I'm going out on a limb with a tech prediction here...
"Computers of the future may have only 1000 vacuum tubes, and perhaps weigh only 1 1/2 tons."
-- Popular Mechanics, March, 1949
Cool...I always wanted a steering wheel on my computer. Where's the horn at?
Darn!
You heartless sleuth you!
...good job.
No sleuthing...previously burned by it...see comment #24...
Thank goodness for solid state electronics.
ping
Double steering wheels. they must have envisioned some cool games for the future
Thanks Meek. It's amazing how technology changes.
It had a riding mouse. One scientist was on the mouse and the other was watching the screen giving hand signals trying to position the cursor.
LOL! Thanks for the post.
Ya think?
Sometimes I yearn for the simplicity and pureness of my old Commodore 64.
That giant, chrome, cargo ship steering wheel is the only thing I wish I had on this computer. OK, a couple dozen of them dials to indicate stuff would be cool too.
For a moment you had me fooled too, until I read Snopes' article.
Not too far off actually. Back in the 60s I cut my teeth on IBM's 360/20 - 3 1/2 feet high, eight feet long, blinking lights (mandatory) and, GASP!, 16K of memory.
We wrote in RPG then and used a card compiler. When you wrote a program that exceeded memory, it just printed "Program too big" and kept on blinking. When a new compiler told us how big our programs were it was considered a breakthrough, as was the fantastic 7 1/2 meg disk drives that were a foot wide and almost as high - looked like giant cakes under glass.
Then we went to eight INCH floppy disks that held 2,000 (count them) characters and we thought we could rule the world with that advancement.

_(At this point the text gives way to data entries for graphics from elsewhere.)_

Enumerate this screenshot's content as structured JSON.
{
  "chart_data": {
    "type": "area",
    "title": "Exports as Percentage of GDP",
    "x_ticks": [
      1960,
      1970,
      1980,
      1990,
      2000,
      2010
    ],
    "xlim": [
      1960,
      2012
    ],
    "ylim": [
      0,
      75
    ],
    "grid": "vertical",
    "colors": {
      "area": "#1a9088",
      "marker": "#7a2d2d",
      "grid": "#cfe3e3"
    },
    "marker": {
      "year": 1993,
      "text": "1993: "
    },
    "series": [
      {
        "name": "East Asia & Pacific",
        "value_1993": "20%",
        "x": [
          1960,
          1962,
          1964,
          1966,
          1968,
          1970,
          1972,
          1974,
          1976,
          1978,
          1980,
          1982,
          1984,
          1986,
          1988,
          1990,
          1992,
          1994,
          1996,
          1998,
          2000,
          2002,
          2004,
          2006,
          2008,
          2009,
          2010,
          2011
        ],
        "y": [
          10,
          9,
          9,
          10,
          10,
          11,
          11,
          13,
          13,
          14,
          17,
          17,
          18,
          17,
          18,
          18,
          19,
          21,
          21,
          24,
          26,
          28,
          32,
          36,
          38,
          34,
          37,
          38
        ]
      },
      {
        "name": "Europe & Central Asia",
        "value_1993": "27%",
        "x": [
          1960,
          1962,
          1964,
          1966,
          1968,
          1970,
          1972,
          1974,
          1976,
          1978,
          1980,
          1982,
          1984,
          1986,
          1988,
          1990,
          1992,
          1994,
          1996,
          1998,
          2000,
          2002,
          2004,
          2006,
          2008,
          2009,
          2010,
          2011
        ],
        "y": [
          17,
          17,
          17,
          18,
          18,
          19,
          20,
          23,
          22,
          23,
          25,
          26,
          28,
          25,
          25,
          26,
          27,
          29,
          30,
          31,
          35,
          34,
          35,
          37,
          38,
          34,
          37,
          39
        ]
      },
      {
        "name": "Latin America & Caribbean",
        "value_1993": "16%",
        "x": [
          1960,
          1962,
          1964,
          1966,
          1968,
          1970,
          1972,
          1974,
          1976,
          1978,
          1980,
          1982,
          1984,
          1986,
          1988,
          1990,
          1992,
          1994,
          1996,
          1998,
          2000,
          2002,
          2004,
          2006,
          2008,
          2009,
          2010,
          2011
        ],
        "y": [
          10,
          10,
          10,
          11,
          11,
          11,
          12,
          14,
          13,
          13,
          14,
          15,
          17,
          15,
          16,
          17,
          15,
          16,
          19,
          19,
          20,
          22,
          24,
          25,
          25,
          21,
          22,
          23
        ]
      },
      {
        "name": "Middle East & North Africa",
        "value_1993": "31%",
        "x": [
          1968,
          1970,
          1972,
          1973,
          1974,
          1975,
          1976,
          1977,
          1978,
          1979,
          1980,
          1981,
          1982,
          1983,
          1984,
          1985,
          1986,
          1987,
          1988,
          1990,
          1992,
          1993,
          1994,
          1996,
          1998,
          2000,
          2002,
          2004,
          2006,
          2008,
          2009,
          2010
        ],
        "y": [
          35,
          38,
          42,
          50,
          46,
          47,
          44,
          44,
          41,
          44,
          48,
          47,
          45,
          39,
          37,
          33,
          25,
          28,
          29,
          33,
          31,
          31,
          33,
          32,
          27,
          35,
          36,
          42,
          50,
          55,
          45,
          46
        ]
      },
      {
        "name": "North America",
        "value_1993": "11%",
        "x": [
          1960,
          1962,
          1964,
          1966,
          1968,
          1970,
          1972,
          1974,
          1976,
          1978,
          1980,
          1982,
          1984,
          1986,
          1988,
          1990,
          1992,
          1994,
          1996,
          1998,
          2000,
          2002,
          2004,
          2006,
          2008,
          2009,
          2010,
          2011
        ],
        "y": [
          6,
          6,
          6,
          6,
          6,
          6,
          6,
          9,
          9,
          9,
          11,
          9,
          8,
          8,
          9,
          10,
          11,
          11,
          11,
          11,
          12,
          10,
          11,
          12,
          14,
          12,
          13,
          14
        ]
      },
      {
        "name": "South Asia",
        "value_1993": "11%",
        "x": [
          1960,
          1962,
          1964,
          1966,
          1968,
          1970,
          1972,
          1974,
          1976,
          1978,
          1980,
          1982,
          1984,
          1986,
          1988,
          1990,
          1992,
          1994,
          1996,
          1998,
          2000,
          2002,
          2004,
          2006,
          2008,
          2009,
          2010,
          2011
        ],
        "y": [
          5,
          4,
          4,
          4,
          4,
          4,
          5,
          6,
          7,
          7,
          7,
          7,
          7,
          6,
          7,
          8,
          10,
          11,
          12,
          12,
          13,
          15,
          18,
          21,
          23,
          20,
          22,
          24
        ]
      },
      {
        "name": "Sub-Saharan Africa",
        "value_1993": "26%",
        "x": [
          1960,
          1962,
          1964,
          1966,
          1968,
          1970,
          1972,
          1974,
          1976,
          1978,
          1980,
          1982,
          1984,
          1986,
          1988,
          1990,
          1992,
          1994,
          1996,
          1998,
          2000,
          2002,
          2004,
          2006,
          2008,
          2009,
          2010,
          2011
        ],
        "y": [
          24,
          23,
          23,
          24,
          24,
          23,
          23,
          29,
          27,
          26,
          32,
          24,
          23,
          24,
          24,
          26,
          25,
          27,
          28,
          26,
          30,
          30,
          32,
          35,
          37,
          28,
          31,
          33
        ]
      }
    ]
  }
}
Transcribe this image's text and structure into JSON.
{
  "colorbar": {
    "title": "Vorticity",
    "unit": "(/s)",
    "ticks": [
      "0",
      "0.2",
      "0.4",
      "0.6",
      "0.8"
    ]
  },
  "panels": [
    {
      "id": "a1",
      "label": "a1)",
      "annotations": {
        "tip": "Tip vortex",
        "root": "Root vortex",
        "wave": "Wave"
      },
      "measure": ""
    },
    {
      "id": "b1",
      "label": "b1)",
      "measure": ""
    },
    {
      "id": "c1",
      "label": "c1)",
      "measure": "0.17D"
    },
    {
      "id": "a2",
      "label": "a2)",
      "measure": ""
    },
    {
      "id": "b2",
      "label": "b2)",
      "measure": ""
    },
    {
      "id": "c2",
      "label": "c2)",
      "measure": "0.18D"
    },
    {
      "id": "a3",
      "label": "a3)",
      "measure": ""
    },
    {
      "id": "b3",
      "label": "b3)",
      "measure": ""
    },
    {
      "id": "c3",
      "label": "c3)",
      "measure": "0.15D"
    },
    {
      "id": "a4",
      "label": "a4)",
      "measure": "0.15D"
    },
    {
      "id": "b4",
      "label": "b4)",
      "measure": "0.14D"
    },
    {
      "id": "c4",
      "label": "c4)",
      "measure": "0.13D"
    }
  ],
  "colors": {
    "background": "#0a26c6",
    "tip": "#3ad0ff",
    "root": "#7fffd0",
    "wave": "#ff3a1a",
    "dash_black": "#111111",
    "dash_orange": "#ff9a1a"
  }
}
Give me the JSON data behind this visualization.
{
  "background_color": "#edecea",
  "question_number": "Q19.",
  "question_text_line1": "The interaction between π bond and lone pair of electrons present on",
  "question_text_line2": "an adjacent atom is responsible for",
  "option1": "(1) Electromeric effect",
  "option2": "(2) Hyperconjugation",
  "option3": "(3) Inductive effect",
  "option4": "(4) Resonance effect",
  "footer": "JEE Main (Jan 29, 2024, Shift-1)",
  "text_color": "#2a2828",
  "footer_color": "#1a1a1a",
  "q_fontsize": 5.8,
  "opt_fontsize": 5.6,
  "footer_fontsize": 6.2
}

So, while the pic is a hoax, it could well have been, given the thinking of the time.
One interesting watershed for me was how we were hounded to desk check our code for errors as time on the computer was so expensive. Then one day years later when I was hassled about it I pointed out that the compters had speeded up so much it cost more for the human to check for errors than the computer.
Oh yeah, when companies first got their computers they put them in a giant room surrounded by glass so everyone could see their latest marvel. Then the Weathermen started blowing things up and the computers went behind walls with controlled entry doors.